Wine prices look doomed to rise in the wake of a record drop in global production, experts warn.

Unfavourable climate conditions, including particularly bad weather in Western Europe, saw production drop 8.2% across the world this year, according to The International Organisation of Vine and Wine.

Italy, France and Spain were hit particularly badly, recording volume declines of 23%, 19% and 15% respectively. Portugal, Romania and Hungary were the only European countries to grow production year on year.

This means prices will likely surge, particularly at the value end of the wine market, according to Rabobank global beverages strategist Stephen Rannekleiv.

“These tiers tend to be the most sensitive, with the thinnest margins and the least ability to absorb price increases,” he says. “Wineries are always reticent to pass on increases. Once you raise prices you can start to lose volume that’s very hard to get back - but when you look at how much production has declined, something is going to have to give.”

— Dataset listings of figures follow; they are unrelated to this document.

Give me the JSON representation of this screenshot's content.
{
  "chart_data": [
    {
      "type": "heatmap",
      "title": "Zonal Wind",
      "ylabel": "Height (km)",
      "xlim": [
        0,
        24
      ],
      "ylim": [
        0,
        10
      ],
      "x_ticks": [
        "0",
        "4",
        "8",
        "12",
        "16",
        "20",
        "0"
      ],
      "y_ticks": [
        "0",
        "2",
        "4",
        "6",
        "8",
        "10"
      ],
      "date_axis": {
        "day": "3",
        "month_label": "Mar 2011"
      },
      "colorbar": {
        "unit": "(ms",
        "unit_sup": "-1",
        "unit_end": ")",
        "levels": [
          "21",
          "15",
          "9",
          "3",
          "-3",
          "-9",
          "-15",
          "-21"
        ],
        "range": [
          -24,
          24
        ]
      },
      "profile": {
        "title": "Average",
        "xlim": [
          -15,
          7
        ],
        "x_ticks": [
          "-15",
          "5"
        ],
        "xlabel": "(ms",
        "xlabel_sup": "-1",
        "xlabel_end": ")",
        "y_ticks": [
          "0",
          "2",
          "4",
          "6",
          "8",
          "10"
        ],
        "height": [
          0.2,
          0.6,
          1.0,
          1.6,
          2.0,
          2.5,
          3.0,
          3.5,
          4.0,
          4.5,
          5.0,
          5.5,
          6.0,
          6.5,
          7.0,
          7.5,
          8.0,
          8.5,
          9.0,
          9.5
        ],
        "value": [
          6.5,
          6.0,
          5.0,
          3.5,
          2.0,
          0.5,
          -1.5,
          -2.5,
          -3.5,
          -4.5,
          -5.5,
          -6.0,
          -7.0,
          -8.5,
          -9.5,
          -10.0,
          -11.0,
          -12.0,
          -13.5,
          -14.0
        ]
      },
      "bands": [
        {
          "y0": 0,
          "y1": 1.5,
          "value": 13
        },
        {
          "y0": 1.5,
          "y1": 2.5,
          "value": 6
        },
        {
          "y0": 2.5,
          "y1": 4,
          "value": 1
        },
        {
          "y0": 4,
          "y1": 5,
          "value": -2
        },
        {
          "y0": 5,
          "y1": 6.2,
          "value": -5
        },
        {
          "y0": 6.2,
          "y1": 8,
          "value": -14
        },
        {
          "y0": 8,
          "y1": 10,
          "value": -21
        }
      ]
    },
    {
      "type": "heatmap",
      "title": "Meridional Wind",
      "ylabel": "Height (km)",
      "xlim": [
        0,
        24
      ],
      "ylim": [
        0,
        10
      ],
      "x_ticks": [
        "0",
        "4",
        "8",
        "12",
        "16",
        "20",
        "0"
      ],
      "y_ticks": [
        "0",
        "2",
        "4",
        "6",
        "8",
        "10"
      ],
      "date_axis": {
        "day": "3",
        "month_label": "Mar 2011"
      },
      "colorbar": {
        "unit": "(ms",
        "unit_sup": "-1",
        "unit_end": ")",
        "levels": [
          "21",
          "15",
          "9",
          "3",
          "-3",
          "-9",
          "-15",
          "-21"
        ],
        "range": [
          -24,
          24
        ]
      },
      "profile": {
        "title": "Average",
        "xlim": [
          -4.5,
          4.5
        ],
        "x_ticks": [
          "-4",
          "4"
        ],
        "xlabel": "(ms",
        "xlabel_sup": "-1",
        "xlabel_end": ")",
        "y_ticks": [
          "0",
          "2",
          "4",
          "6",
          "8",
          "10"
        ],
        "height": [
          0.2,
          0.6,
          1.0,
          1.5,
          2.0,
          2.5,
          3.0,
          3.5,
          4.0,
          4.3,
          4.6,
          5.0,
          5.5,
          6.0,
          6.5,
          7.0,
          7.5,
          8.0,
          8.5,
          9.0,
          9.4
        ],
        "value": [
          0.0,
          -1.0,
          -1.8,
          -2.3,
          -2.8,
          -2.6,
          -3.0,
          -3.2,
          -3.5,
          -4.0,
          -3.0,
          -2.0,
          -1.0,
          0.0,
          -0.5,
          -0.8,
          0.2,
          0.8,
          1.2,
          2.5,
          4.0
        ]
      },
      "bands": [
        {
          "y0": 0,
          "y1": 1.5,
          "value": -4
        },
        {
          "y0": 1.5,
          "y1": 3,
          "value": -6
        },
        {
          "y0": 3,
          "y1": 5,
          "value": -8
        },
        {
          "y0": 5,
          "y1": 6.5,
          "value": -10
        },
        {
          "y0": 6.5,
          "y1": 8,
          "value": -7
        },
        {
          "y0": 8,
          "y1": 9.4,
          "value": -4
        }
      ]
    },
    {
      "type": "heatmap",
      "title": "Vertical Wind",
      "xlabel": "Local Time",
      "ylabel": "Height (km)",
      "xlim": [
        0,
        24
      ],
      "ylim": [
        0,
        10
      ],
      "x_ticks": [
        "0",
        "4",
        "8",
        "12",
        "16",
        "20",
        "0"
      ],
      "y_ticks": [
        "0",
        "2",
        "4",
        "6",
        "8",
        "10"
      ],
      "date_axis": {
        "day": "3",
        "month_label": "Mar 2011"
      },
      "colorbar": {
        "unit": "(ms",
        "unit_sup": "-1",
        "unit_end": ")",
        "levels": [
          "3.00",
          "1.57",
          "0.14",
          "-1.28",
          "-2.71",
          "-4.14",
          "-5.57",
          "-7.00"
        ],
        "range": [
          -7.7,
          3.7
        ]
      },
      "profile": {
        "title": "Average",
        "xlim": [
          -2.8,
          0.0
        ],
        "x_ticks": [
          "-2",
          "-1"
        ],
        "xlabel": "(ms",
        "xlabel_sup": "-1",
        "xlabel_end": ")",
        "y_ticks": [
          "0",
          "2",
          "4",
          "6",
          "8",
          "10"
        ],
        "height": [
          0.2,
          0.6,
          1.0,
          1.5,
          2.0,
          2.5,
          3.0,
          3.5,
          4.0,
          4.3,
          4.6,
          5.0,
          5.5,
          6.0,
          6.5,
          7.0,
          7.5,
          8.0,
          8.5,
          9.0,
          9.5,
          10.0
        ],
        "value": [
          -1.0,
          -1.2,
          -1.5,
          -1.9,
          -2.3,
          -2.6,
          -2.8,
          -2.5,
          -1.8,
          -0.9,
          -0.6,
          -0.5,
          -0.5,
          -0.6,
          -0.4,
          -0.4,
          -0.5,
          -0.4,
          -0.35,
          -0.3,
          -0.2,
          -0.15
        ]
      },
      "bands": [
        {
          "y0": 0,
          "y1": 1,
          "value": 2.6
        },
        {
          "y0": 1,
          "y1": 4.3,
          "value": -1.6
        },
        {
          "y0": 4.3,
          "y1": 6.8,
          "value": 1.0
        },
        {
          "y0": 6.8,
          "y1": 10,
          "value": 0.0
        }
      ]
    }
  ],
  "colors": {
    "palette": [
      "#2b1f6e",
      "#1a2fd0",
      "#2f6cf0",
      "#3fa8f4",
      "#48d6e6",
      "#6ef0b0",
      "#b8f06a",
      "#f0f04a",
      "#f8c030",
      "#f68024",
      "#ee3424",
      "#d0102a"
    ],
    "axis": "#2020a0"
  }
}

Distributors and wholesalers are looking to source wines from less traditional regions to make up for the shortfall. “We increasingly have to look further afield,” says Charlie Miller, trade account manager at Justerini & Brooks, which started working in the Jura region for the first time this year because of the similarities to Burgundy. Wine prices have already risen thanks to the devaluation of sterling in the wake of the Brexit vote. The price of a 750ml bottle of still wine in the mults is up an average of 18p (2%) across 1,515 SKUs over the past 12 months [Brand View 52 w/e 25 October 2017].

“Discounting and promotional and promotional activity is likely to take a back seat this year to keep pricing as steady as possible,” says Rannekleiv.